I also agreed, the point of art had to be outsiderliness. There was love in these exchanges not dismissive rejection. What is it to feel outside then if we cannot locate either in or out?
Perhaps ironically, our exchanges followed a film on being outside, of feeling beyond the spaces and places of art at least partially defined by access. Playfulness here can be misconstrued as piss-taking mockery. Playfulness does confer a sense of being involved and recognising breathable air as intoxication, not silly but giddy, delirium not cynicism. Finding others can generate euphoria, heads swirled with rich (new) oxygenated AIR.
Reflecting on this, outside is the space without any recognition – almost always unburdened by the need to be recognised. But recognition differs from connection. Solitary creation can become stifling, free of air, unblown flames that wither, fuelled but not aired.
Outside In becomes a breath that was welcomed and excited the desire to breath deeper. It seems to offer similar freshness to Deleuze’s discussion of Art Brut. This philosophical approach indicates how we might be closer to egalitarian models of existence through art. Not as spectacle or even as artefact but as process of becoming. For Outside In, the outsider comes from clear delineation of the world of art and artists. Its form, its communicative processes, its people and its products coalesce and offers a new atmosphere. As if oxygen itself, the atomised micro spaces of life, had multiple dimensions and only through partnership with others could a new space in which to breath become possible. Outside this, the action of creation offers space to breath but isolated bubbles that can be exhausted and lead to choking, blue-lipped asphyxiation. From inside, claims to uniqueness provoke familiar responses, of insider out-creating insider, of new formations that have served the requisite time, proven their credentials. Who are we to claim outsider in the process of finding outsider, easy claims that miss the very purpose of art as linking those microbes of breathable atmosphere. What distinguishes those who claim involvement in such atmospheric creation while indistinguishable from the choking mass of non-creation?
I think Outside In here is not making claims of outsider, not interested in new establishment of uniqueness. The cries are for linking, the necessity of breath, the desire to have the fuel also aired and fired through dialogue and reflection. These are not new spaces, but existing spaces that come from alternate directions. Oxygen that comes from other pipes, farted and burped out without the necessary processing. But oxygen all the same.
Writing this, I am surrounded by discussion about price, deals, budgets, reputation, profit, potential. All necessary elements of how creativity can lead to bread and milk, bed and silk. What outsider excitement I keep within, ignited by chats with artists here, is that becoming allows for breathable air and this is at least a by-product if not the main purpose.
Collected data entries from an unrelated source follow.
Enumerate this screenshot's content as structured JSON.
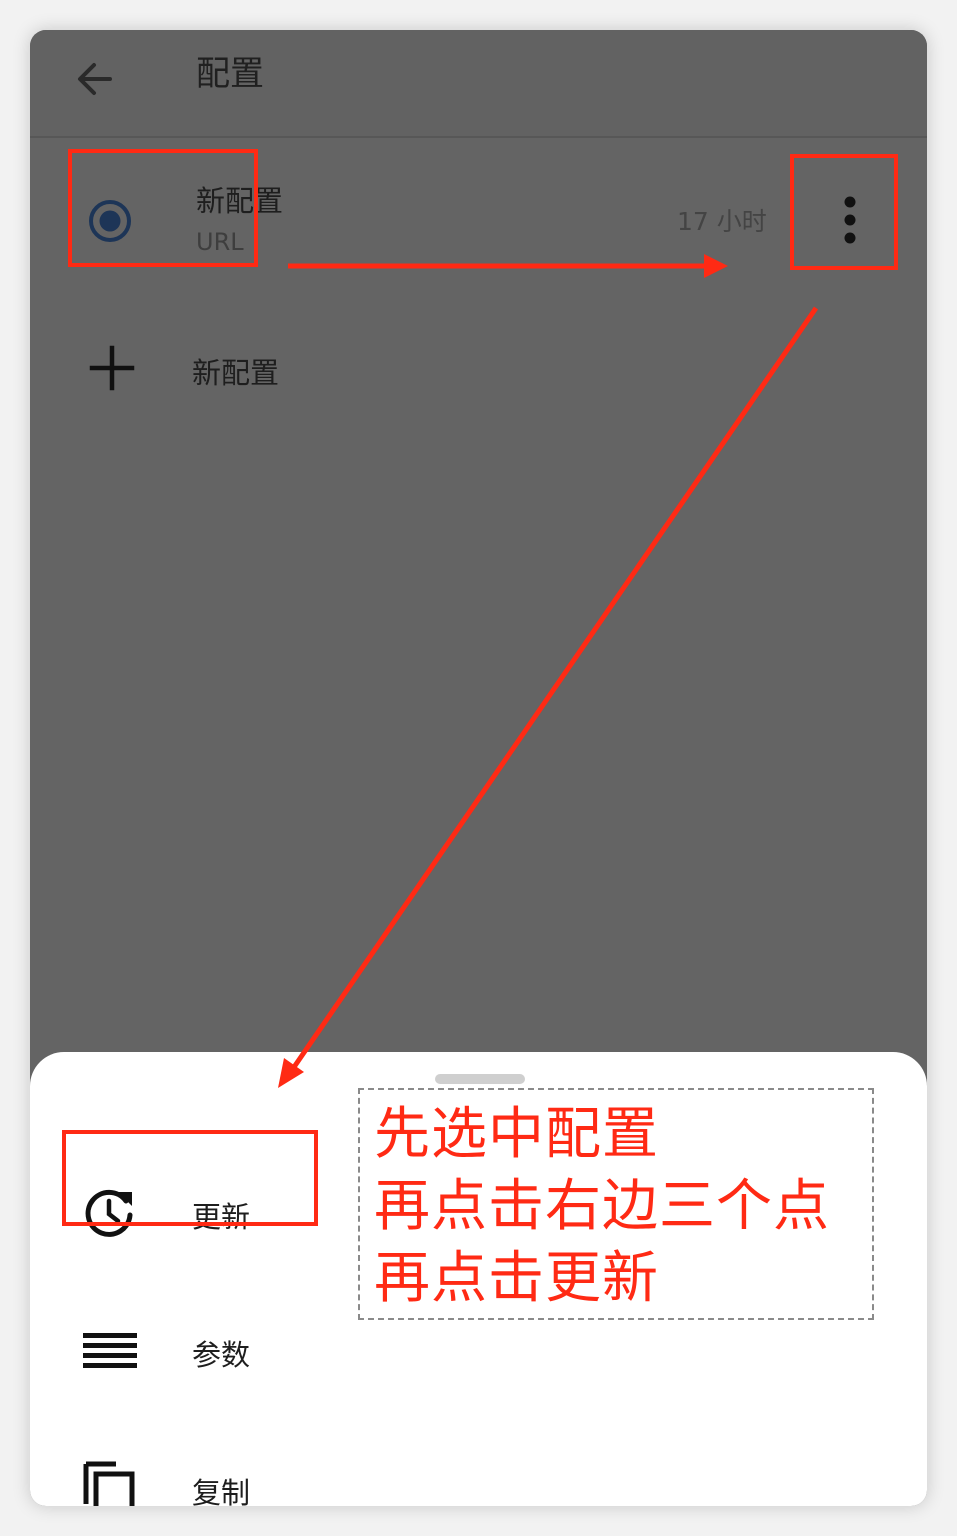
{
  "appbar": {
    "title": "配置",
    "back_icon": "arrow-left-icon"
  },
  "profile": {
    "name": "新配置",
    "type": "URL",
    "updated": "17 小时",
    "selected": true,
    "radio_icon": "radio-checked-icon",
    "more_icon": "more-vertical-icon"
  },
  "add": {
    "label": "新配置",
    "icon": "plus-icon"
  },
  "sheet": {
    "items": [
      {
        "label": "更新",
        "icon": "update-clock-icon"
      },
      {
        "label": "参数",
        "icon": "menu-lines-icon"
      },
      {
        "label": "复制",
        "icon": "copy-icon"
      }
    ]
  },
  "annotation": {
    "lines": [
      "先选中配置",
      "再点击右边三个点",
      "再点击更新"
    ],
    "color": "#ff2a14"
  },
  "colors": {
    "scrim": "#646464",
    "sheet": "#ffffff",
    "radio": "#1d3557",
    "highlight": "#ff2a14"
  }
}
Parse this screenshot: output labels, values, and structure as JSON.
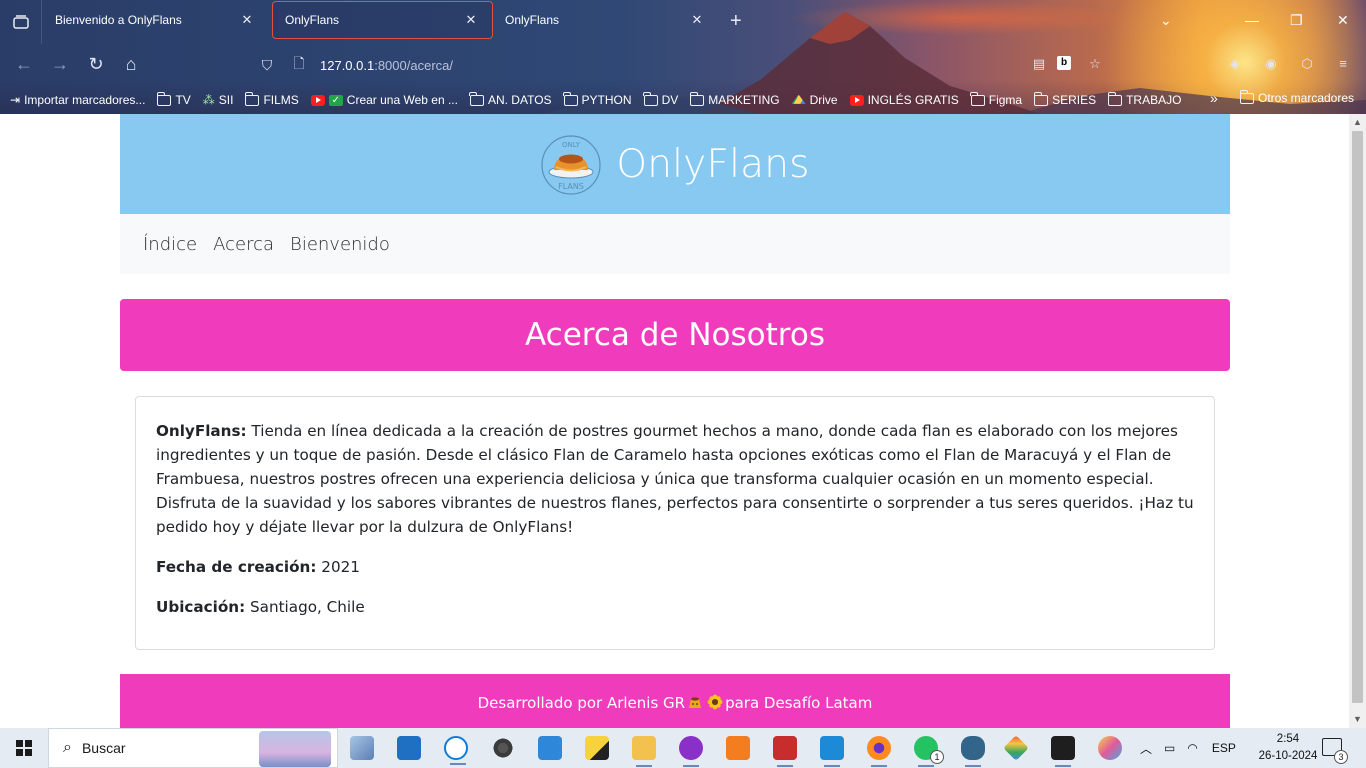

This relates to how we might develop future spaces, made tangible by product perhaps, but generating new oxygen, breathing space that is invisible but alters the atmosphere in which we walk, talk, express.
We will create a collaboration between outside in and those others I do not yet know but from whom I want to find breath and give breath. This might be an exhibition, it might become tangible, familiar, purposeful – it might be barely visible alliances and exchange. It will be a space in which those that want to breath new air and create with the opportunity to talk and stare, think, inspire, criticise, praise, wonder, wander or ponder with each other. I think COOCs might offer a space, but really it needn’t be any space at all. It is the connectivity that generates the oxygen, how to make those connections is what Outside In makes some promise for us to consider.